Half of these headaches are of the tension type — meaning they are of the constricting/dull/aching variety that puts pressure on the front and sides of the head. The other half are migraines that are more severe and are described as pounding/throbbing and are typically associated with other symptoms, such as: auras, nausea and/or vomiting.

In both cases, there are notable triggers that, once identified, can help adolescents avoid these frustrating headaches and welcome more headache free days.

Common headache triggers

  • Sleep deprivation: Remember teens need 8.5-9.5 hours per night. With their natural inclination to stay up later and sleep in, missed sleep is a frequent headache trigger.
  • Dehydration: I see this a lot too. Teens forget to drink water throughout their busy day.
  • Too much screen time: With computers, iPads, and iPhones taking over our teens' media landscape — staring into a blue screen can trigger headaches. Not to mention the flashing lights and loud sounds of video games.
  • Stress: Both emotional and physical stressors take their toll on teens. Make sure you remind them to have some downtime during the day. They need it.
  • Vision problems: Something as simple as being near-sighted can cause headaches. Have your teen's vision tested if you're concerned about this.
  • Skipped meals: Adolescents are notorious for going all day without eating. They come home from school ravenous and wonder why their head is pounding. Encourage them to eat breakfast and bring along some healthy snacks to school.
  • Alcohol/tobacco/caffeine: When it comes to these big three, what you put in your body does matter. Too much caffeine (either in the form of coffee or caffeinated energy drinks) can trigger headaches. As can smoking and drinking alcohol.
  • For girls: Changes in hormones during menstruation can also trigger headaches.

In addition to the above, infections such as strep throat, colds and the flu can all induce headaches. Obesity and lack of exercise has also been shown to be correlated with an increased incidence of them.

Keeping a diary

With all the potential headache triggers, it's easy to see how a headache diary could prove useful. Have a notebook where your teen can jot down when the headache occurred. How long it lasted. What was done (if anything) to make it better. Remind her to include how she slept the previous night, what she ate that day and if she drank enough water.

Include how it felt and where on the head it occurred. Were there any associated symptoms? Did the headache follow an injury? By keeping this diary, patterns may emerge and you'll be one step closer to helping your teen say goodbye to headaches.

Red flags

While most headaches are nothing serious to worry about — it's important to know reasons to investigate further and seek medical attention:

  • Frequent headaches (occurring weekly).

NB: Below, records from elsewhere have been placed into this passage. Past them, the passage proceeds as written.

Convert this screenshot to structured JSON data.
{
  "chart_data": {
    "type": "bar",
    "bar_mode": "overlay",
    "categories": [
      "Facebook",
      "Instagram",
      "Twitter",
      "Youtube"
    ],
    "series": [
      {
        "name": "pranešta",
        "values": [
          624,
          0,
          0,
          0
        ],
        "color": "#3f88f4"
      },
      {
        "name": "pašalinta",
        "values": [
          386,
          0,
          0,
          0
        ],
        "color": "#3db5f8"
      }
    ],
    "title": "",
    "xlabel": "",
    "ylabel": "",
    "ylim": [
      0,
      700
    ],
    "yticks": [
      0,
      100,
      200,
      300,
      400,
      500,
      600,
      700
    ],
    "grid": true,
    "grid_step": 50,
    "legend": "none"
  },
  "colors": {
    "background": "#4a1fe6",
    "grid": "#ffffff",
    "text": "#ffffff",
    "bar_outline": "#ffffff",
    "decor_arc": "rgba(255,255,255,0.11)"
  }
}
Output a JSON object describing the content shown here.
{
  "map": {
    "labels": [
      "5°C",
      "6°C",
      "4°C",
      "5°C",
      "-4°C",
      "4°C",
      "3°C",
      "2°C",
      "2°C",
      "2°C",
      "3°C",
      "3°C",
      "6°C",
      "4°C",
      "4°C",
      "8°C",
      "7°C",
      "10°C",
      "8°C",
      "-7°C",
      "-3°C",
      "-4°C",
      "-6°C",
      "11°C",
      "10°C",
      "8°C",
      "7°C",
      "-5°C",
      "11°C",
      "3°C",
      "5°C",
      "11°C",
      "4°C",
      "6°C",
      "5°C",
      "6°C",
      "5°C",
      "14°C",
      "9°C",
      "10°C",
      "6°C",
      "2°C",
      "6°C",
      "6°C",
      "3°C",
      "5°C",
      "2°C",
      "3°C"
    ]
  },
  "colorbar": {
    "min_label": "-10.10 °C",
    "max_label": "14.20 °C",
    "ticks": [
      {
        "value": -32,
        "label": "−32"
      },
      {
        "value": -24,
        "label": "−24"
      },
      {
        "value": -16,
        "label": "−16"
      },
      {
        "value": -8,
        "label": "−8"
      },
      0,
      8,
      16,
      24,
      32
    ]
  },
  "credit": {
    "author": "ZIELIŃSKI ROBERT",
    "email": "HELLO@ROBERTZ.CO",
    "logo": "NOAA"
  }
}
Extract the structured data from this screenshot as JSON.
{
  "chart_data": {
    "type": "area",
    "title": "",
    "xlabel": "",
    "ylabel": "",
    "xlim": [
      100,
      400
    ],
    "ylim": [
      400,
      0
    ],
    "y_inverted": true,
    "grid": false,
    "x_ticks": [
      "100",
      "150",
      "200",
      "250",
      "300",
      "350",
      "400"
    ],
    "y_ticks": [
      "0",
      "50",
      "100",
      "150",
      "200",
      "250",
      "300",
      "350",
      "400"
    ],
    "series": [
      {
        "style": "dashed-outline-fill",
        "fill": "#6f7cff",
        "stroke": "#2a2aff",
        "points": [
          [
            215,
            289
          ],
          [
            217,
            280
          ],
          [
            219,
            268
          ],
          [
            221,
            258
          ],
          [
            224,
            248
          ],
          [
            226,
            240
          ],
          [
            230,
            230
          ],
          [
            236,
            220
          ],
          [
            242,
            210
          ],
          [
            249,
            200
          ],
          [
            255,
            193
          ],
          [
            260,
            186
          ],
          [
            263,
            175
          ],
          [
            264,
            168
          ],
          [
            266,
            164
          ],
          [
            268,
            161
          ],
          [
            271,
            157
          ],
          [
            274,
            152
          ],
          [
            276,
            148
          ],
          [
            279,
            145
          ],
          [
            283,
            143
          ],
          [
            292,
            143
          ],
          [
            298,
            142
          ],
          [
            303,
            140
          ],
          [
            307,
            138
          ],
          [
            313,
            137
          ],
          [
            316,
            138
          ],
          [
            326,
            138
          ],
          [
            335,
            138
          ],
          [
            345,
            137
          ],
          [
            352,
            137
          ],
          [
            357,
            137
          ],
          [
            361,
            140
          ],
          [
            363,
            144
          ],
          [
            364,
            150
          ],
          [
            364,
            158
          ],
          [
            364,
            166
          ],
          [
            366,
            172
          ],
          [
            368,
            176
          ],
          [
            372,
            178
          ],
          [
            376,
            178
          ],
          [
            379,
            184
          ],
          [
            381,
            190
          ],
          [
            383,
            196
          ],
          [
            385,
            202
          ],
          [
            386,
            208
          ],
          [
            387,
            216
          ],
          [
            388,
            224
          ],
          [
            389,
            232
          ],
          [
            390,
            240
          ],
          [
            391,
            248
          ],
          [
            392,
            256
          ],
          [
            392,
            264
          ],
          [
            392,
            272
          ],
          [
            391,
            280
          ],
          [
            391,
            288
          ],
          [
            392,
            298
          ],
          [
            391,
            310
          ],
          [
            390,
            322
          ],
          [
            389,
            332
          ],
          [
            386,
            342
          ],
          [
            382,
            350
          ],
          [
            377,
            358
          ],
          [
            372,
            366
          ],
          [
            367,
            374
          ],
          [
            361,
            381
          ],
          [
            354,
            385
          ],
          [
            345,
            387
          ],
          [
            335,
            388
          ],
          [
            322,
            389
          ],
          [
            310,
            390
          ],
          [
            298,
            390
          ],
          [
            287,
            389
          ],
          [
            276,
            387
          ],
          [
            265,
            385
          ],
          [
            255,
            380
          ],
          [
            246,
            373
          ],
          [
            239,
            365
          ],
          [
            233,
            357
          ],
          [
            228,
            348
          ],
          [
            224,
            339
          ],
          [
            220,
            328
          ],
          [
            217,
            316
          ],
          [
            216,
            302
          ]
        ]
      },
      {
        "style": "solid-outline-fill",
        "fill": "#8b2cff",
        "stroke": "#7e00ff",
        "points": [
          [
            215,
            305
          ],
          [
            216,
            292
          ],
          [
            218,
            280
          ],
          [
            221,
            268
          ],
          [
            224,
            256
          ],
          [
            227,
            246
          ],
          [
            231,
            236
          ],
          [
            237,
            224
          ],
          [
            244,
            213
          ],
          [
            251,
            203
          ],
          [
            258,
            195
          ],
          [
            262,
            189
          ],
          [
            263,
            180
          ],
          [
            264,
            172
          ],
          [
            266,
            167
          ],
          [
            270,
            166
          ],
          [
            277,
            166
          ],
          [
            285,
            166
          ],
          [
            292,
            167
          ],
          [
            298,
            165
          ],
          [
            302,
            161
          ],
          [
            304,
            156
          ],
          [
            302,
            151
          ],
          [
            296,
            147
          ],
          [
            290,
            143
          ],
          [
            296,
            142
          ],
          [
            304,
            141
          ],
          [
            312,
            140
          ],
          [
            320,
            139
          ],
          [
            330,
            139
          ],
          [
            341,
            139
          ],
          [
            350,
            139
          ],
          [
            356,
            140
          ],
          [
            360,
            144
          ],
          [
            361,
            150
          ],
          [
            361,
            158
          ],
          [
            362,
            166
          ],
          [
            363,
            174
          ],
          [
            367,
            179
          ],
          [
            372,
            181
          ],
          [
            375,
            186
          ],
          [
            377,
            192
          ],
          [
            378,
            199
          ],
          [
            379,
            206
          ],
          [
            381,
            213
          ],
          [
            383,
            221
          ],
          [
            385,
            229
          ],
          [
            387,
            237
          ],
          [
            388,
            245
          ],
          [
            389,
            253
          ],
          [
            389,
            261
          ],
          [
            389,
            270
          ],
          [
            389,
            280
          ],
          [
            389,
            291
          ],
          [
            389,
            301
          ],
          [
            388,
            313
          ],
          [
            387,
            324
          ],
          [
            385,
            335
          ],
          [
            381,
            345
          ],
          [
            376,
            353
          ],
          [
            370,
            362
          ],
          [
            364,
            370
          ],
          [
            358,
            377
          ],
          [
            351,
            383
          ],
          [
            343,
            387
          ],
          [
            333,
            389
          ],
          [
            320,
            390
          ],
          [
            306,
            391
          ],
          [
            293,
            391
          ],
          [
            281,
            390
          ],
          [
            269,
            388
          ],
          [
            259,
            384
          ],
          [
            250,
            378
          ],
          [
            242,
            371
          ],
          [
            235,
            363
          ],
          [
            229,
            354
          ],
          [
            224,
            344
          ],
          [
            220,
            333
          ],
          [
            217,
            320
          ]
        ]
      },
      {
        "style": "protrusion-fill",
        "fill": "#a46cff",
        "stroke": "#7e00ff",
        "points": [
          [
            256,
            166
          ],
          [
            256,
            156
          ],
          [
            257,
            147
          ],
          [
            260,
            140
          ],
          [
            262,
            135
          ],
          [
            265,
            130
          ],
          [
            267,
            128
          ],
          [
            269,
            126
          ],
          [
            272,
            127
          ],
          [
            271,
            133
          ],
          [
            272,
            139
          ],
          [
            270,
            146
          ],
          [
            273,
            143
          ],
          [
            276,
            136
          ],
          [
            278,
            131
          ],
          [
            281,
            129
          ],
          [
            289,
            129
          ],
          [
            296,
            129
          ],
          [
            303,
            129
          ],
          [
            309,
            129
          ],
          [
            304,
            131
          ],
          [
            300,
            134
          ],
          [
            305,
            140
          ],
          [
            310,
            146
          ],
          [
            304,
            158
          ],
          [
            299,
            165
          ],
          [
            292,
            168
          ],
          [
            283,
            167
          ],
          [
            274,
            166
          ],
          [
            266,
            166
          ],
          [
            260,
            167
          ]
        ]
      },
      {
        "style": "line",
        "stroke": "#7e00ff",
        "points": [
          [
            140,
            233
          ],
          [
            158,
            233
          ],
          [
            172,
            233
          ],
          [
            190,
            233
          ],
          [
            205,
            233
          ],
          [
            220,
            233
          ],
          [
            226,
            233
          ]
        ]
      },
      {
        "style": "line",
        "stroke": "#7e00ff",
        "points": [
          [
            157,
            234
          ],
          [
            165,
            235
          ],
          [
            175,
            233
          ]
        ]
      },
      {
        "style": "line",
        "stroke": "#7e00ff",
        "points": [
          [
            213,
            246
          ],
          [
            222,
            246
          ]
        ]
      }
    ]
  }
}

Even if they are mild, they should be thoroughly evaluated.
  • Headaches that are severe — the worst of my life types — and/or that don't go away easily.
  • Headaches that wake up your child due to pain or a child who wakes up with a headache.
  • One that follows a head injury.
  • One that is associated with seizures.
  • Occurs in conjunction with recurrent vomiting, dizziness, coordination problems or other neurological symptoms.

Dr. MOm's Bottom Line^Headaches in teens are extremely common. Most can be treated by determining their triggers and fine tuning their eating, sleeping and exercise habits. If you're ever worried about your teen's headaches, it's always best to have them evaluated by their healthcare provider.